Friday, September 18, 2015

Pope Francis Puts Up A Syrian Refugee Family: An Opportunity to Clean House

During wars, houses of worship have become temporary hospitals meeting very practical needs. Caring for the suffering is particularly close to the message and example that Jesus provided. In response to Pope Francis’s call for each parish in Europe to take in at least one refugee family amid the tremendous influx of mostly Syrian refugees in 2015, the pope himself arranged to take in a family. Leading by example is certainly fitting for a follower of Jesus. I submit that the pope could have gone even further to drive home the message of what it means to be a Christian.

The pope put up a Christian family from Damascus in a Vatican apartment.[1] Given the tens of thousands of mostly Syrian refugees pouring into the E.U. at the time, the impact of the pope’s move is of course symbolic in nature. Given the tremendous power that symbols can have, I submit that the pope missed an opportunity to realize the symbolic potential in Christian terms.

Firstly, putting up a Christian rather than a Muslim family misses the opportunity to stand up for a more marginalized people in Europe. Just as Jesus tended to ritually unclean people of his day rather than to people who could worship at the Temple in Jerusalem, and more generally to social outcasts such as the poor and the sick, the pope could have taken in a Muslim family. The move would have been further out of his comfort zone, and thus even more Christian in terms of following Jesus’ preaching and example. Consider, for example, how Muslims in the Middle East would have thought of such a gesture. I submit that it would have been of much more importance than any official dialogue between Catholic and Islamic clerics.

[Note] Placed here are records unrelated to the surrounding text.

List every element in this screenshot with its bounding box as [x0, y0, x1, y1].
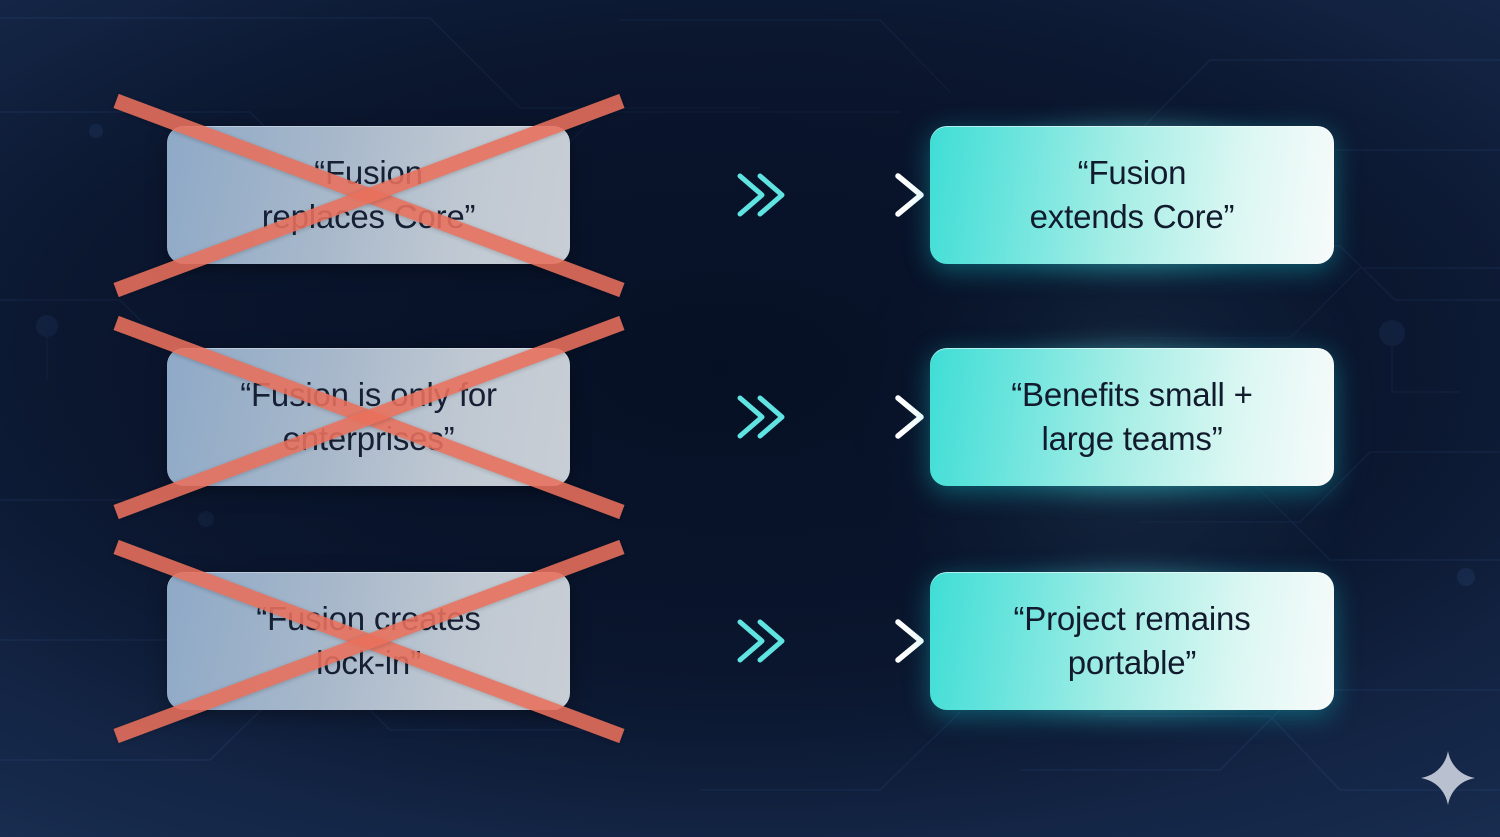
myth-card[interactable]: “Fusion replaces Core” — [167, 126, 570, 264]
truth-card-label: “Project remains portable” — [991, 597, 1272, 684]
myth-card-label: “Fusion is only for enterprises” — [220, 373, 517, 460]
slide-canvas: “Fusion replaces Core” — [0, 0, 1500, 837]
truth-card[interactable]: “Project remains portable” — [930, 572, 1334, 710]
myth-card[interactable]: “Fusion creates lock-in” — [167, 572, 570, 710]
myth-card-label: “Fusion creates lock-in” — [236, 597, 500, 684]
myth-card-container: “Fusion is only for enterprises” — [167, 348, 570, 486]
myth-card-container: “Fusion replaces Core” — [167, 126, 570, 264]
connector-arrow — [582, 390, 930, 444]
comparison-row: “Fusion is only for enterprises” — [0, 346, 1500, 488]
truth-card[interactable]: “Fusion extends Core” — [930, 126, 1334, 264]
myth-card[interactable]: “Fusion is only for enterprises” — [167, 348, 570, 486]
myth-card-label: “Fusion replaces Core” — [242, 151, 496, 238]
truth-card-label: “Benefits small + large teams” — [989, 373, 1274, 460]
truth-card-label: “Fusion extends Core” — [1008, 151, 1257, 238]
truth-card-container: “Project remains portable” — [930, 572, 1334, 710]
truth-card[interactable]: “Benefits small + large teams” — [930, 348, 1334, 486]
comparison-row: “Fusion replaces Core” — [0, 124, 1500, 266]
sparkle-icon — [1419, 749, 1477, 807]
truth-card-container: “Fusion extends Core” — [930, 126, 1334, 264]
truth-card-container: “Benefits small + large teams” — [930, 348, 1334, 486]
connector-arrow — [582, 614, 930, 668]
comparison-rows: “Fusion replaces Core” — [0, 0, 1500, 837]
connector-arrow — [582, 168, 930, 222]
myth-card-container: “Fusion creates lock-in” — [167, 572, 570, 710]
comparison-row: “Fusion creates lock-in” — [0, 570, 1500, 712]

Secondly, the pope could have housed the family in the papal apartment, while he continued to reside in a room in a relatively simple place for visiting priests. In the spiritual logic of the kingdom of God of which Jesus preached, the last are first and the first are last. Put another way, the kingdom upends societal logic. Putting a family in the papal apartment would have highlighted the status of the downtrodden and marginalized in the true Christian’s kingdom, as well as the servant quality of the pope and his subordinates. The gesture would dwarf that of the pope washing feet in the liturgy of Holy Thursday just before Easter.

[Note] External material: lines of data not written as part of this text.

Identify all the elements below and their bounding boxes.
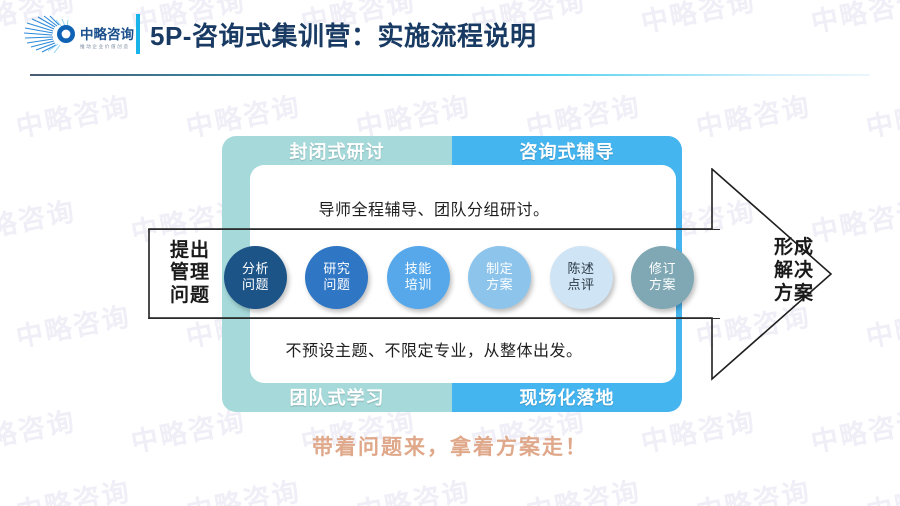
chinaline-logo: 中略咨询 推动企业价值创造 bbox=[22, 14, 134, 56]
step-circle-line-2: 方案 bbox=[486, 277, 513, 293]
page-title: 5P-咨询式集训营：实施流程说明 bbox=[150, 16, 536, 53]
step-circle-line-2: 点评 bbox=[568, 277, 595, 293]
step-circle-line-2: 问题 bbox=[242, 277, 269, 293]
step-circle: 分析问题 bbox=[224, 246, 287, 309]
input-label-line-1: 提出 bbox=[170, 240, 210, 262]
step-circle-line-2: 问题 bbox=[323, 277, 350, 293]
statement-bottom: 不预设主题、不限定专业，从整体出发。 bbox=[148, 337, 720, 361]
step-circle-line-1: 研究 bbox=[323, 261, 350, 277]
svg-text:中略咨询: 中略咨询 bbox=[80, 26, 134, 43]
divider-above-circles bbox=[148, 229, 720, 230]
statement-top: 导师全程辅导、团队分组研讨。 bbox=[148, 196, 720, 220]
step-circle: 陈述点评 bbox=[550, 246, 613, 309]
step-circle-line-1: 分析 bbox=[242, 261, 269, 277]
step-circle-line-2: 方案 bbox=[649, 277, 676, 293]
header-divider bbox=[30, 74, 870, 76]
step-circle-line-1: 陈述 bbox=[568, 261, 595, 277]
input-label-line-2: 管理 bbox=[170, 262, 210, 284]
step-circle-line-1: 制定 bbox=[486, 261, 513, 277]
step-circle: 修订方案 bbox=[631, 246, 694, 309]
outcome-label-line-3: 方案 bbox=[748, 282, 840, 305]
step-circle: 制定方案 bbox=[468, 246, 531, 309]
step-circle-line-2: 培训 bbox=[405, 277, 432, 293]
step-circle-row: 分析问题研究问题技能培训制定方案陈述点评修订方案 bbox=[224, 245, 694, 309]
step-circle: 技能培训 bbox=[387, 246, 450, 309]
input-label-box: 提出 管理 问题 bbox=[149, 229, 231, 318]
outcome-label-line-2: 解决 bbox=[748, 259, 840, 282]
step-circle-line-1: 修订 bbox=[649, 261, 676, 277]
input-label-line-3: 问题 bbox=[170, 285, 210, 307]
step-circle-line-1: 技能 bbox=[405, 261, 432, 277]
step-circle: 研究问题 bbox=[305, 246, 368, 309]
band-top-left-label: 封闭式研讨 bbox=[222, 136, 452, 166]
title-accent-bar bbox=[136, 14, 140, 54]
band-top-right-label: 咨询式辅导 bbox=[452, 136, 682, 166]
page-header: 中略咨询 推动企业价值创造 5P-咨询式集训营：实施流程说明 bbox=[0, 0, 900, 70]
tagline: 带着问题来，拿着方案走！ bbox=[0, 431, 900, 461]
outcome-label-line-1: 形成 bbox=[748, 236, 840, 259]
outcome-label: 形成 解决 方案 bbox=[748, 236, 840, 306]
divider-below-circles bbox=[148, 318, 720, 319]
svg-text:推动企业价值创造: 推动企业价值创造 bbox=[80, 43, 130, 50]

Pope Francis washing the feet of men and women in a juvenile detention center on Holy Thursday in 2013. That he washed women's feet flustered some people in the Vatican who missed the main point of the ritual. 

Were the pope to have opened up the papal apartment to an “ordinary” family—Islamic no less!—surely a bureaucrat in the Vatican would have protested that the pope would be violating some rule or at least custom long held. To such a pedestrian mentality, the pope might conceivably have retorted, “Get behind me, Satan!” For anyone who puts a rule or custom ahead of a person following Christ cannot be reckoned as Christian. The pope would have sent the message in the Vatican that even its ensconced functionaries may not be Christian, after all—the matter of their creedal beliefs being nugatory in retrospect.

The first in human terms are bound to be reckoned as last, while most of the last are hopefully first in the eyes of God. To add greater certainty to the sentence would be impious for a mere mortal, and yet how many so-called religious people presume as much without even realizing the presumptuous that is implied. Were the pope to have opened up the regal apartment rather than one of many of the ordinary sort in the Vatican, a much larger project of house-cleaning might have ensued.

[1] Vincenzo Pinto, “Pope Francis Puts Up Syrian Refugee Family,” AFP, September 18, 2015.